Former Hong Kong leader calls for unprecedented meeting with 200 local advisers to Beijing over chief executive race
Tung Chee-hwa, long a supporter of incumbent Leung Chun-ying, calls for unprecedented gathering ahead of December 11 election committee meeting
With less than six months to go before Hong Kong chooses a new leader, former chief executive Tung Chee-hwa on Tuesday reflected the high stakes involved by taking the unprecedented step of inviting about 200 local delegates to China’s top political advisory body to discuss plans for the coming election.
The move was widely seen as a sign that Beijing is not leaving anything to chance, even among its staunchest loyalists, given how close the race may be in March.
The gathering was held at Beijing’s liaison office in Western district amid continuing signs of disunity in the pro-establishment camp and the pan-democrats’ vow to secure a bigger say by winning up to 300 seats on the 1,200-strong Election Committee, which will pick the city’s next leader.
No clear signal about the leadership race emerged from the meeting, although a source who attended said the delegates were told Beijing would like them to “play an active role in Hong Kong affairs, and take into account the city’s big picture”.
On Monday, former finance minister Antony Leung Kam-chung said Financial Secretary John Tsang Chun-wah, widely tipped to be a possible challenger to Chief Executive Leung Chun-ying if he seeks re-election, could “unite Hong Kong”.
Professor Lau Siu-kai, a local delegate to the Chinese People’s Political Consultative Conference, told the Post it was the first time for Tung, a CPPCC vice-chairman, to invite all Hong Kong delegates for a meeting to discuss plans for the leadership race.
Tung, now an elder statesman, is regarded as a key supporter of Leung Chun-ying, having appointed him as convenor of his cabinet, the Executive Council, in 1999, and backed him for the top job during the 2012 race.
CPPCC standing committee member Chan Wing-kee said the hour-long meeting only dealt with the selection process among about 200 delegates to pick their 51 representatives on the Election Committee.
The four-sector committee comprises the city’s business elite, professionals, unionists and politicians.
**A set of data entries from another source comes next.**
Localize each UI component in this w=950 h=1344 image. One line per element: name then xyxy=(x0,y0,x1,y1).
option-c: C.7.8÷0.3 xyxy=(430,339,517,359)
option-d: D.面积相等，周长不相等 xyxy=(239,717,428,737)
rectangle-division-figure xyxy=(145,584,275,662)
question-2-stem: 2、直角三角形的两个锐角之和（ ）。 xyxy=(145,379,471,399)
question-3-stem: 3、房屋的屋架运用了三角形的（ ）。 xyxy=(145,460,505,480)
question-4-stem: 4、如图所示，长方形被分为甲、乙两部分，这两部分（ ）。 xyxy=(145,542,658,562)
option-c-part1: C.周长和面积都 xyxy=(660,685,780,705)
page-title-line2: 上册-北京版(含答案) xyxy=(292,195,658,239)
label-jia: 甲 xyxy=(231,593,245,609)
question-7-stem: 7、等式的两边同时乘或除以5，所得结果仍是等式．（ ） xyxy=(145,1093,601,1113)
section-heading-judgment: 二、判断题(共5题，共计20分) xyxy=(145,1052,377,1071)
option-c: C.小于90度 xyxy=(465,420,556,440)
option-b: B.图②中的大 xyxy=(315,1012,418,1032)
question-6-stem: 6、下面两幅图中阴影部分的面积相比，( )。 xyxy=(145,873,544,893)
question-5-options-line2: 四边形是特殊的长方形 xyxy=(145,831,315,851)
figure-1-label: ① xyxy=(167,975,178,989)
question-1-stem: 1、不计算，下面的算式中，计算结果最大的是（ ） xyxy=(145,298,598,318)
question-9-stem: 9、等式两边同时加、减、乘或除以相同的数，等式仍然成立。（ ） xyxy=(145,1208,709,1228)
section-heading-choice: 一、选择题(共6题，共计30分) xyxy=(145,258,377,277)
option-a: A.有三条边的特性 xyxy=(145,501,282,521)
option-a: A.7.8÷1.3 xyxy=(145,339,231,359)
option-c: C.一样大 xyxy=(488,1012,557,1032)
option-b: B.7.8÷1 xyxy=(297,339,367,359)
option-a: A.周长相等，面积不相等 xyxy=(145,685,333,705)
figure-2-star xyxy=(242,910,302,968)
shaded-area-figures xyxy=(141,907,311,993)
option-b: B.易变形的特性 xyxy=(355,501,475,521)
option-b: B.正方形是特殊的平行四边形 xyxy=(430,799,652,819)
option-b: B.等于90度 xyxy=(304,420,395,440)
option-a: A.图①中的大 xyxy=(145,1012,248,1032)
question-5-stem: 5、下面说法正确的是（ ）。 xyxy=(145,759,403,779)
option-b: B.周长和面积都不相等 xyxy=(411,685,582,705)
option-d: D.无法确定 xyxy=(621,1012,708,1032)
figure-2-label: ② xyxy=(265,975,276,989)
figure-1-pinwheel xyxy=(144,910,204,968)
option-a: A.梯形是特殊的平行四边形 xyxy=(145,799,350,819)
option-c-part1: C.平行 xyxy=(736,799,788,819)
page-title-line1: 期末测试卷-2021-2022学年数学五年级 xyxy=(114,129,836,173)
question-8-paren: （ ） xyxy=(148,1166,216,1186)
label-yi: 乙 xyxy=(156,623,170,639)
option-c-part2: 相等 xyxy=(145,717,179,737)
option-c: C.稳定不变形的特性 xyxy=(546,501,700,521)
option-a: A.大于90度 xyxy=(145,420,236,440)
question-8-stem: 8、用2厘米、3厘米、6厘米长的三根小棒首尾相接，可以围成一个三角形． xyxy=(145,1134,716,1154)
The poll for its members is scheduled for December 11.
“We agreed that our 51 representatives will be decided by internal consultation ... and priority will be given to the more senior delegates and standing committee members,” Chan said. That means the 51 shortlisted candidates will be returned uncontested as committee members.
Leung was a member of the CPPCC standing committee before his election as chief executive in March 2012. He was narrowly returned as one of the 55 CPPCC representatives on the committee in December 2011.
Only six of Leung’s colleagues on the CPPCC nominated him for the chief executive race, compared with 35 who endorsed his rival Henry Tang Ying-yen. It was understood that some of them did not vote for Leung in the poll.
Some delegates sought to play down the significance of Tung’s role, claiming they had received an invitation from the liaison office, or that Tung had chaired similar meetings in the past.
But Chinese University political scientist Dr Ma Ngok and a second source familiar with Beijing’s preparations for the Election Committee polls said it reflected Beijing’s anxiety about losing control.
“The pro-establishment camp has been disunited, and Beijing could be worried about its less preferred delegates winning [on December 11],” Ma said.